Meu primeiro poema longo, ou “tratado poético-filosófico” - “Trigal com Corvos” - foi, por indicação minha à Imprell, reprodução da obra homônima do van Gogh, tendo, em primeiro plano, meu autorretrato feito a partir de foto de Gustavo Moura para as filmagens d”A Canga” de Marcus Vilar. Como todos os livros da série foram bancados por mim, consegui que a editora Ideia capeasse “Marco do Mundo” com um fotograma do “Metrópolis”, de Fritz Lang, e que para “Esse é o Homem” reproduzisse foto feita por minha filha Andréia do mural que há na frente de nossa casa, mandala em que se materializa a teoria de Gustav Jung de que todos tentamos chegar ao centro de nós mesmos, embora nem todos o consigam.
Para “DeuS e outros quarenta PrOblEMAS”, pedi que reproduzisse quadro meu, que pertence ao acervo da Biblioteca Central da UFPB, em que alguém tenta escalar a ruína de um templo greco-romano de cabeça para baixo, o céu como um abismo sem fundo.
Para capa do romance “Arkádtich”, em que não fica claro se meu protagonista, professor de filosofia da UFPB formado na época da ditadura, vem da Sorbonne, de Paris, ou da Patrice Lumumba – de Moscou, pedi que se pusesse um dos “retratos” típicos de Ismael Nery, com a dupla face de um rosto – uma iluminada, outra na sombra.
Andei fazendo, também, um retrato do amigo maestro Kaplan para quarta capa de seu “Antes que me esqueça(m)” , de memórias, livro de que fui um dos revisores, e um retrato do amigo cronista Nathanael Alves, para a capa de “Um terraço para Nathan”, de José Nunes.
E à editora Penalux indiquei , para meu livro VIDA ABERTA, que reproduzisse “O Universo no século XVII” – Representação gravada em madeira, usada por Camille Flammarion em seu livro “A atmosfera: meteorologia popular”.

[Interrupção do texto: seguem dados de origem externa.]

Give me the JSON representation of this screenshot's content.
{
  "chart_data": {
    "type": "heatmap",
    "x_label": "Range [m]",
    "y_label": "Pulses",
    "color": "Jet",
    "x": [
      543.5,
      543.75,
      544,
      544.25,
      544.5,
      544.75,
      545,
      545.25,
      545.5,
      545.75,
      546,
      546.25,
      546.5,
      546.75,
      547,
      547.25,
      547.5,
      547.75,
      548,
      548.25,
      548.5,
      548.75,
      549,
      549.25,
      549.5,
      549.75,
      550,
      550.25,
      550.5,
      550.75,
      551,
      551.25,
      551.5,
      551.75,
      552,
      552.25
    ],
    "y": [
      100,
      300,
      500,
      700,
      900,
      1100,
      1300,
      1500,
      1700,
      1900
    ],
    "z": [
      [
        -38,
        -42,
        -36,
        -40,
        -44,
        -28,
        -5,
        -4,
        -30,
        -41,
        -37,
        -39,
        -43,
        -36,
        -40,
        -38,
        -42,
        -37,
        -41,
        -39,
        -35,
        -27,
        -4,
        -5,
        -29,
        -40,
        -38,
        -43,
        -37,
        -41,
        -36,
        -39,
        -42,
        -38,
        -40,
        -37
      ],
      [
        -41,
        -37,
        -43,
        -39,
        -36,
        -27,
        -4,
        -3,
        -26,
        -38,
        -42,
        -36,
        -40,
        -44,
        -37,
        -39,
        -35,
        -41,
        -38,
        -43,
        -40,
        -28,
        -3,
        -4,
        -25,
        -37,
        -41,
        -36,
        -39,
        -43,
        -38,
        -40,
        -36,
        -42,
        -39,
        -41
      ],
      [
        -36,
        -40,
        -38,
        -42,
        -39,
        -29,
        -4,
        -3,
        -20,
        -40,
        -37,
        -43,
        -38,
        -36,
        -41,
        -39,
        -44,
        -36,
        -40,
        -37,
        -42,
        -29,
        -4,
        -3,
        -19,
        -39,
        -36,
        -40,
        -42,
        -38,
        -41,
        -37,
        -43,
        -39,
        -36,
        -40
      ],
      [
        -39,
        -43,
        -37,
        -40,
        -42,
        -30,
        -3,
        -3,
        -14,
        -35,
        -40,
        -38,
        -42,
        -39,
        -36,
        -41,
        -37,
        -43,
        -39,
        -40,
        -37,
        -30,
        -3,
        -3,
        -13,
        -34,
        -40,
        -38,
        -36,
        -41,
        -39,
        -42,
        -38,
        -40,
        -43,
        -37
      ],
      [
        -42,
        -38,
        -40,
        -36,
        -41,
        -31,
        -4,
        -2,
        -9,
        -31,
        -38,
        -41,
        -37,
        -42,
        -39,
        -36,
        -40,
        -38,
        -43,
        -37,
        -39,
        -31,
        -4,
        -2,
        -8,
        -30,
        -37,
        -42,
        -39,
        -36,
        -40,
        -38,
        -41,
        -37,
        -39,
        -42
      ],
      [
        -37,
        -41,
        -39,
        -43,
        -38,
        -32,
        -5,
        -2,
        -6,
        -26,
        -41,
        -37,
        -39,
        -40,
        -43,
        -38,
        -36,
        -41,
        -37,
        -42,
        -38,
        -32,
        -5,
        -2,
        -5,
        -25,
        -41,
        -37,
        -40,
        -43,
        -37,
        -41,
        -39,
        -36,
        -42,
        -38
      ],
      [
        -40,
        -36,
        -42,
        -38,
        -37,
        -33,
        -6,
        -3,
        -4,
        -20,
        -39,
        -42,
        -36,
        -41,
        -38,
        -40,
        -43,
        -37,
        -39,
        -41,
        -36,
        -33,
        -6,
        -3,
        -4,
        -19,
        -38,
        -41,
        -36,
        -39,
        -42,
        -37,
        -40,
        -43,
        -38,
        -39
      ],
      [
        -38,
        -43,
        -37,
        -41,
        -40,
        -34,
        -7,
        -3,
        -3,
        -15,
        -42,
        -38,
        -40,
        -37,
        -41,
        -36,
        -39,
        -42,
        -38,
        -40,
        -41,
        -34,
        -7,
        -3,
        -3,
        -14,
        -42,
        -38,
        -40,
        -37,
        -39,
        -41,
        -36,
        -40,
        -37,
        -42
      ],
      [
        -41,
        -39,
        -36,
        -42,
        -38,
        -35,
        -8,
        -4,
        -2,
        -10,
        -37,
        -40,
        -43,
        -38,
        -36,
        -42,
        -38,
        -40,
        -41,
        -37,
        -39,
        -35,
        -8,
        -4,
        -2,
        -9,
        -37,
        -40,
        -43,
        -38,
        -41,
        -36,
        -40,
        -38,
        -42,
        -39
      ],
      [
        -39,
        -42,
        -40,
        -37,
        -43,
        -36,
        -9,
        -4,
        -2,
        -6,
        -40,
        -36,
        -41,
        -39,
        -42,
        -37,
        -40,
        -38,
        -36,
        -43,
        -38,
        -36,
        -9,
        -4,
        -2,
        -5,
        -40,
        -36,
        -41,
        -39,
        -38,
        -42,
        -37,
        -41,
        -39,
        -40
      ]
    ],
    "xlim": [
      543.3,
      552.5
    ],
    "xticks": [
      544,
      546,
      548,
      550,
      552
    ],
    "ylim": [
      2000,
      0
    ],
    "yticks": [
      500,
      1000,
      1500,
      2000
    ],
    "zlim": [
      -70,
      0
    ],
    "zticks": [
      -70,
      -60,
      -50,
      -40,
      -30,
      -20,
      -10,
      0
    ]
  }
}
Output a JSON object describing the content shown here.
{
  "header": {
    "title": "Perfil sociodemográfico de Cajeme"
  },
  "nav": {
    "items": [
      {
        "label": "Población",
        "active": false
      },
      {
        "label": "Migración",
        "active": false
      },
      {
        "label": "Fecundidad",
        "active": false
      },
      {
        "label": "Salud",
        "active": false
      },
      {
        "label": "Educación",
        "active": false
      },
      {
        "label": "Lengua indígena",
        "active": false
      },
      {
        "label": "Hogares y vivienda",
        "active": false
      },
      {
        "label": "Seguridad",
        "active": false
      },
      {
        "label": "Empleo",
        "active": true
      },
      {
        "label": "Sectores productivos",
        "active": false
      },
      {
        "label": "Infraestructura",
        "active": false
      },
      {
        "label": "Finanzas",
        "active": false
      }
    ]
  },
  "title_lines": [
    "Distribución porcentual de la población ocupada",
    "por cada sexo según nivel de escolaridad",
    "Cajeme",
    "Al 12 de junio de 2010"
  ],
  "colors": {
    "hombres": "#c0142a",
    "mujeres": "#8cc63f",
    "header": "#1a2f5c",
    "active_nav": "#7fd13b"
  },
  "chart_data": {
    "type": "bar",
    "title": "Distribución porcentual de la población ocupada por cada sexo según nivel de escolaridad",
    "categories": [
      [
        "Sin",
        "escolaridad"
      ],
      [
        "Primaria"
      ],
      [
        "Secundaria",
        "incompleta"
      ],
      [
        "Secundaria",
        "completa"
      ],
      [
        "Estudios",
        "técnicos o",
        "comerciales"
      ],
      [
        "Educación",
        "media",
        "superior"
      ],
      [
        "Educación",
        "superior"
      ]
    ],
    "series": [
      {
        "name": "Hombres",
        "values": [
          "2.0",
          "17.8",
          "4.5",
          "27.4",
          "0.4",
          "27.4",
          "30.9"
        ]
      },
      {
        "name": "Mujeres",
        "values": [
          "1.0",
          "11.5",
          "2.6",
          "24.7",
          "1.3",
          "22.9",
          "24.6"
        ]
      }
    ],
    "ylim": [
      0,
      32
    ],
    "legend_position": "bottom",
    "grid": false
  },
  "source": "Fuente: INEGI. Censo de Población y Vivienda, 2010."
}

Para a revista Moringa, da UFPB, dezembro de 2007, apliquei o retrato do dramaturgo Altimar Pimentel, que eu fizera para a série PENSE GRANDE, uma das 70 criadas para capa do caderno FIM DE SEMANA , do hoje extinto Jornal O NORTE, em 2000 e 2001.
Resumindo:
apesar de todas essas coisas surgirem com a associação de meu infarto ao de Elifas Andreato, jamais fiz – na sua área - nada de especial, genial, ... como me parece a capa de “1/6 de Laranjas Mecânicas, Bananas de Dinamite”, ed. Arribaçã, que o Leonardo Guedes criou em cima de minhas indicações.